Oral versus vaginal misoprostol for labor induction
Obstetrics and Gynecology
OBJECTIVE: To compare the safety and effectiveness of vaginal with oral misoprostol for induction of labor. METHODS: A total of 107 women with clinical indication for induction were randomly assigned to receive oral or vaginal misoprostol. Doses of 100 μg of oral or 25 μg of vaginal misoprostol were given every 3-4 hours. If cervical ripening or active labor did not occur repeated doses of oral (100-200 μg) or vaginal (25-50 μg) were given until labor was established.
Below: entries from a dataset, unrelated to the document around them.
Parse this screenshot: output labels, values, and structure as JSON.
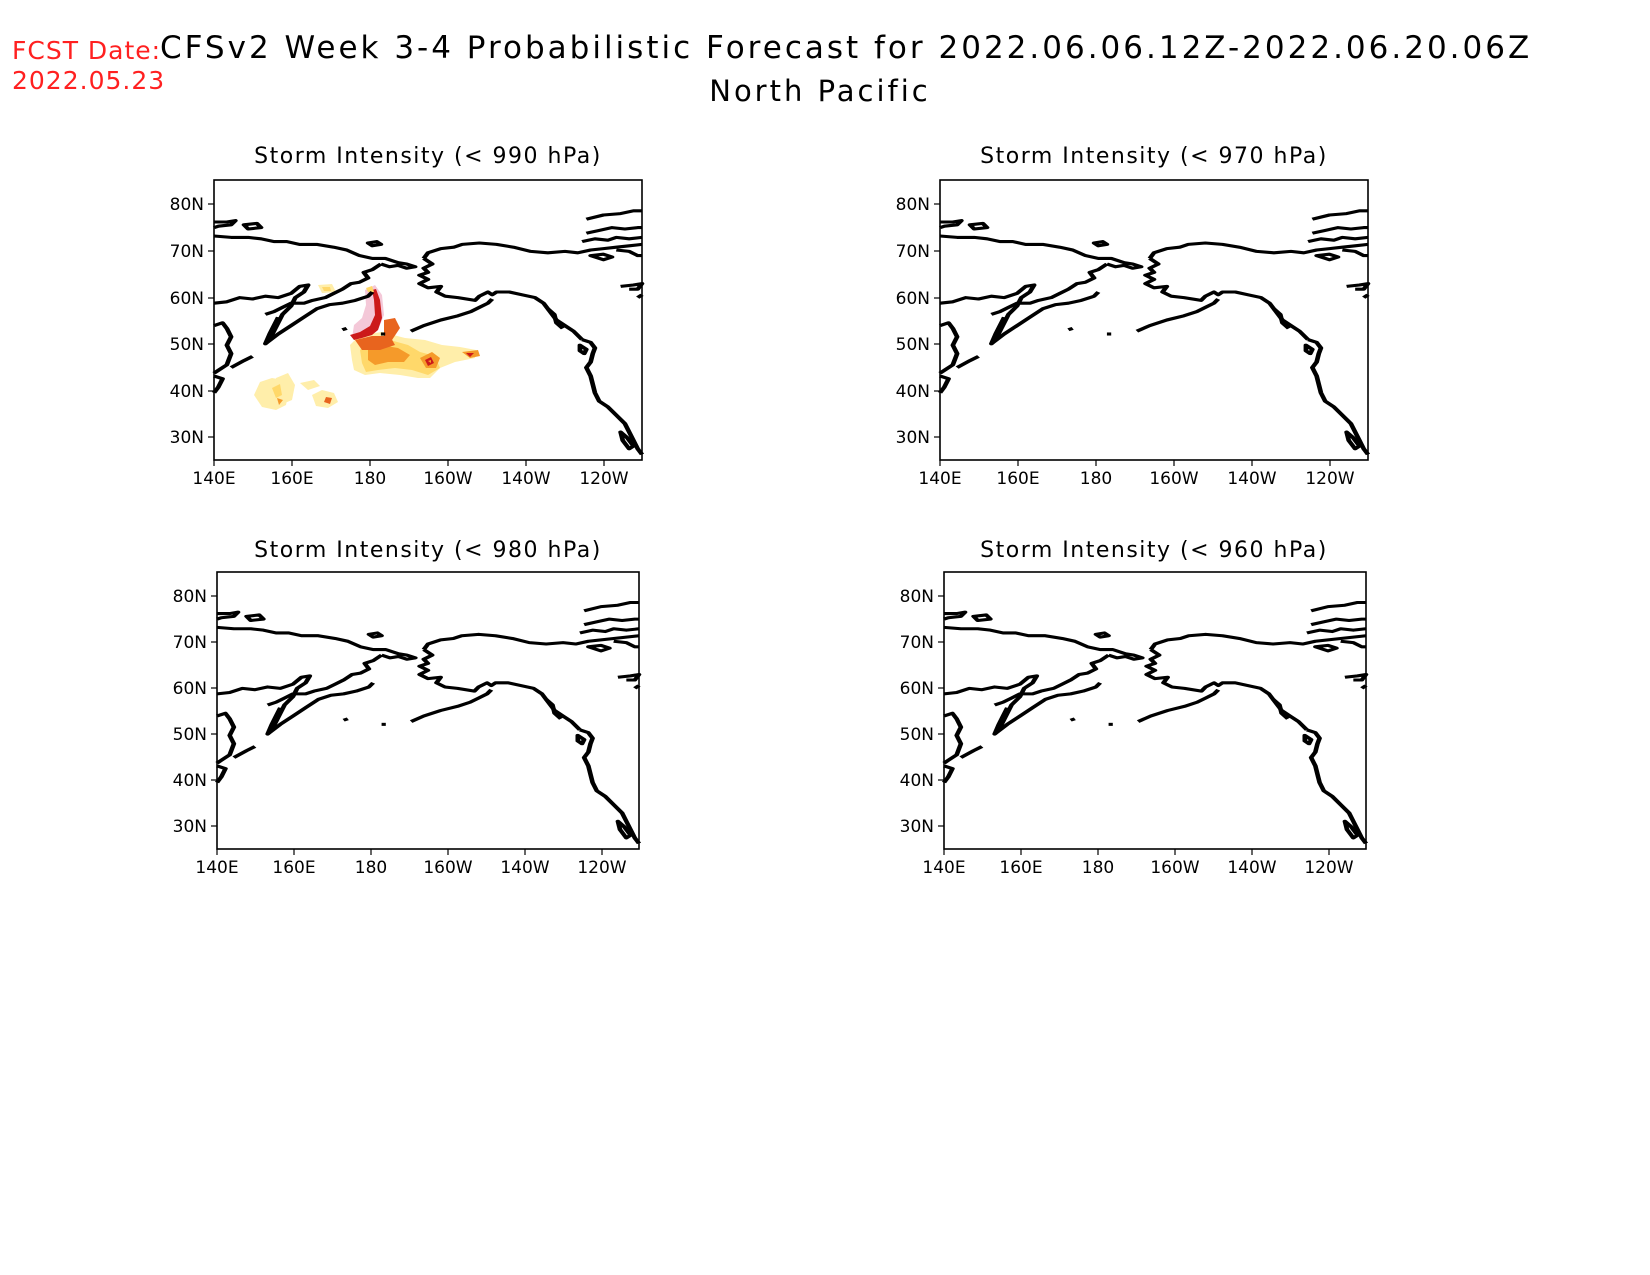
{
  "header": {
    "fcst_date_label": "FCST Date:",
    "fcst_date_value": "2022.05.23",
    "title": "CFSv2 Week 3-4 Probabilistic Forecast for 2022.06.06.12Z-2022.06.20.06Z",
    "subtitle": "North Pacific"
  },
  "colors": {
    "light_yellow": "#ffeeaa",
    "yellow": "#ffd86a",
    "orange": "#f59a2a",
    "dark_orange": "#e8641e",
    "red": "#cc1a1a",
    "pink": "#f4c8d8"
  },
  "panels": [
    {
      "title": "Storm Intensity (< 990 hPa)",
      "y_ticks": [
        "80N",
        "70N",
        "60N",
        "50N",
        "40N",
        "30N"
      ],
      "x_ticks": [
        "140E",
        "160E",
        "180",
        "160W",
        "140W",
        "120W"
      ]
    },
    {
      "title": "Storm Intensity (< 970 hPa)",
      "y_ticks": [
        "80N",
        "70N",
        "60N",
        "50N",
        "40N",
        "30N"
      ],
      "x_ticks": [
        "140E",
        "160E",
        "180",
        "160W",
        "140W",
        "120W"
      ]
    },
    {
      "title": "Storm Intensity (< 980 hPa)",
      "y_ticks": [
        "80N",
        "70N",
        "60N",
        "50N",
        "40N",
        "30N"
      ],
      "x_ticks": [
        "140E",
        "160E",
        "180",
        "160W",
        "140W",
        "120W"
      ]
    },
    {
      "title": "Storm Intensity (< 960 hPa)",
      "y_ticks": [
        "80N",
        "70N",
        "60N",
        "50N",
        "40N",
        "30N"
      ],
      "x_ticks": [
        "140E",
        "160E",
        "180",
        "160W",
        "140W",
        "120W"
      ]
    }
  ]
}
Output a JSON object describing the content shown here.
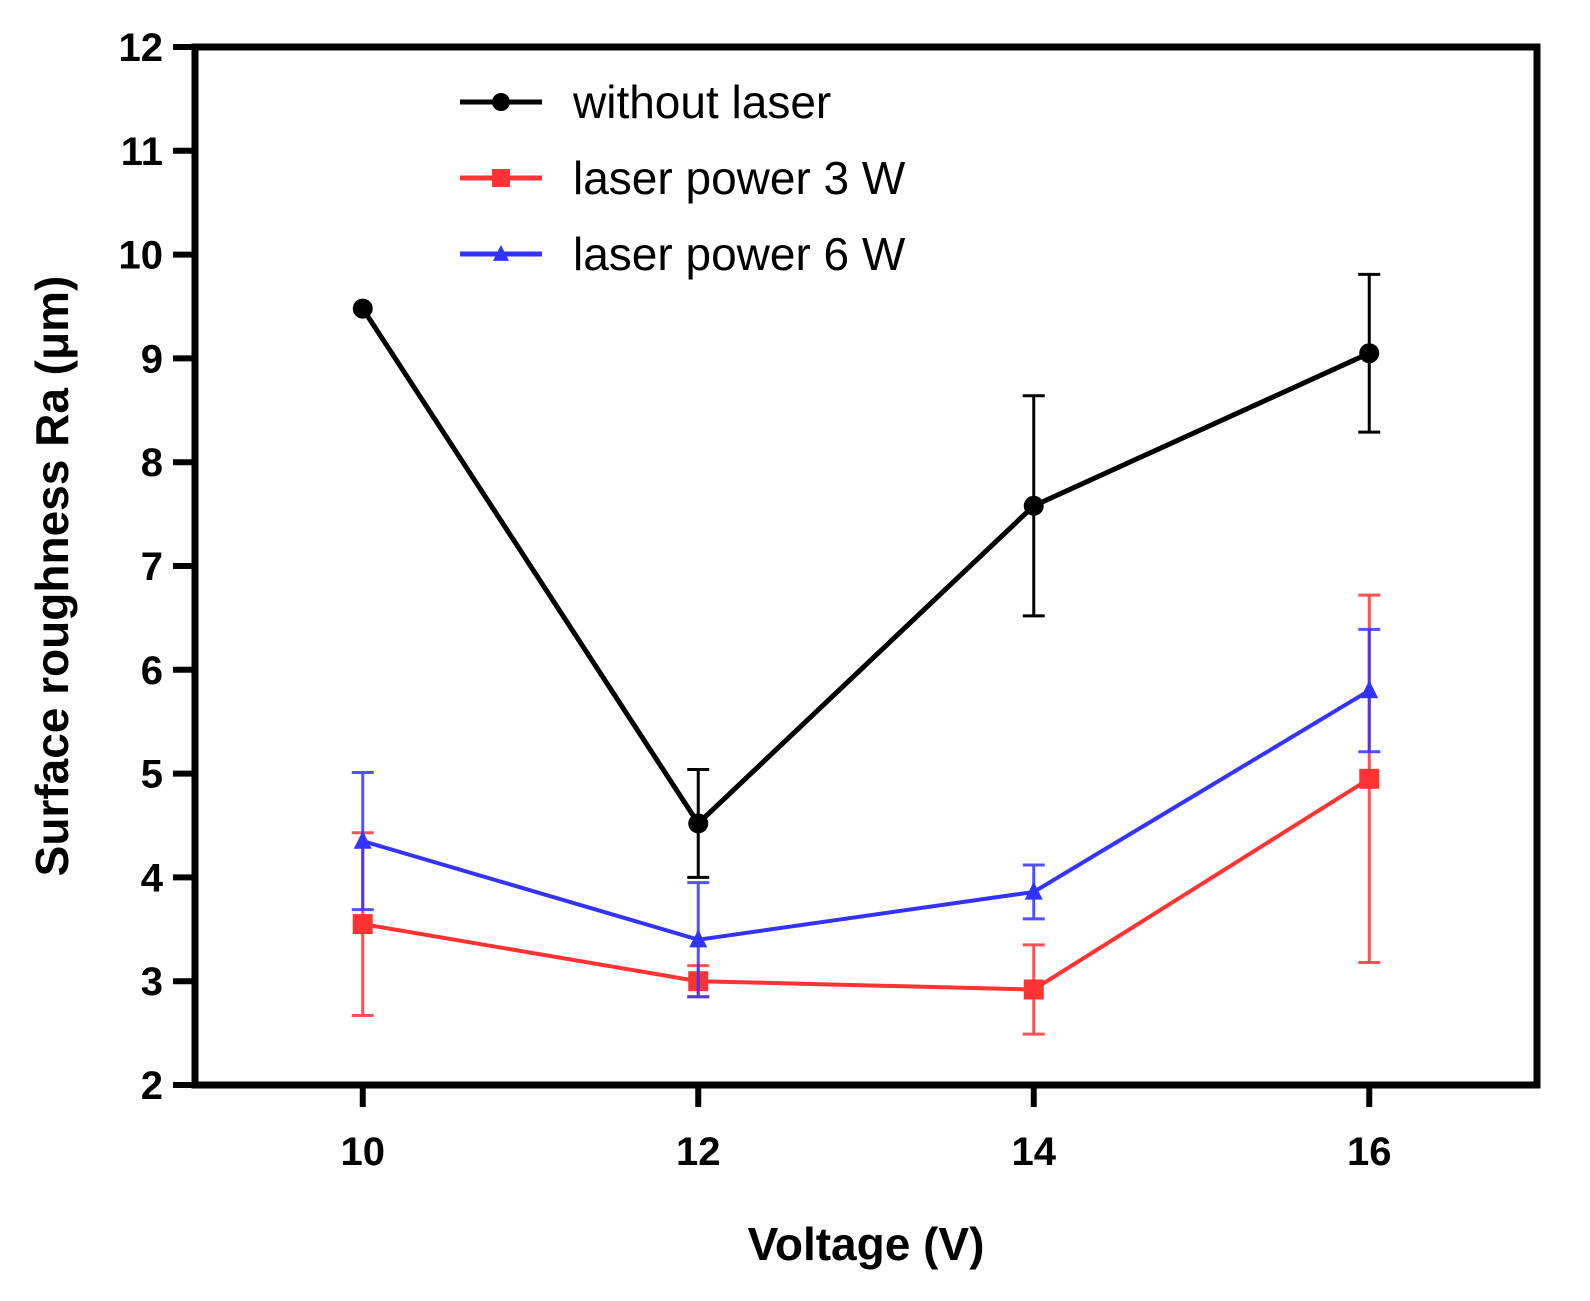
{
  "chart_data": {
    "type": "line",
    "title": "",
    "xlabel": "Voltage (V)",
    "ylabel": "Surface roughness Ra (μm)",
    "xlim": [
      9,
      17
    ],
    "ylim": [
      2,
      12
    ],
    "x": [
      10,
      12,
      14,
      16
    ],
    "xticks": [
      "10",
      "12",
      "14",
      "16"
    ],
    "yticks": [
      "2",
      "3",
      "4",
      "5",
      "6",
      "7",
      "8",
      "9",
      "10",
      "11",
      "12"
    ],
    "grid": false,
    "legend_position": "top-center",
    "series": [
      {
        "name": "without laser",
        "color": "#000000",
        "marker": "circle",
        "values": [
          9.48,
          4.52,
          7.58,
          9.05
        ],
        "errors": [
          0.0,
          0.52,
          1.06,
          0.76
        ]
      },
      {
        "name": "laser power 3 W",
        "color": "#ff3333",
        "marker": "square",
        "values": [
          3.55,
          3.0,
          2.92,
          4.95
        ],
        "errors": [
          0.88,
          0.15,
          0.43,
          1.77
        ]
      },
      {
        "name": "laser power 6 W",
        "color": "#3333ff",
        "marker": "triangle",
        "values": [
          4.35,
          3.4,
          3.86,
          5.8
        ],
        "errors": [
          0.66,
          0.55,
          0.26,
          0.59
        ]
      }
    ]
  }
}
RESULTS: Fifty-nine women received oral misoprostol and 48 received vaginal administration. Delivery time was similar for the vaginal and oral arms (1074 ± 488 minutes versus 930 ± 454 minutes P = .11). Parity was significantly different (P = .04) for the vaginal and oral groups. The cesarean delivery rate was similar for the vaginal and oral arms (17% versus 15% P = .72). The number of medication administrations was consistent between groups. Birth weight was not different for patients in the control and treatment groups (vaginal 3281 ± 507 g versus oral 3359 ± 541 g P = .44). Chorioamnionitis and tachysystole were comparable for the oral and vaginal groups. There was no statistical difference in neonatal outcomes. Similar proportions of infants were admitted to the well baby nursery and intermediate care nursery. CONCLUSION: These findings indicate that in a closely supervised hospital setting with adequate monitoring oral misoprostol has the potential to induce labor as safely and effectively as its vaginal analogue. © 2002 by the American College of Obstetricians and Gynecologists.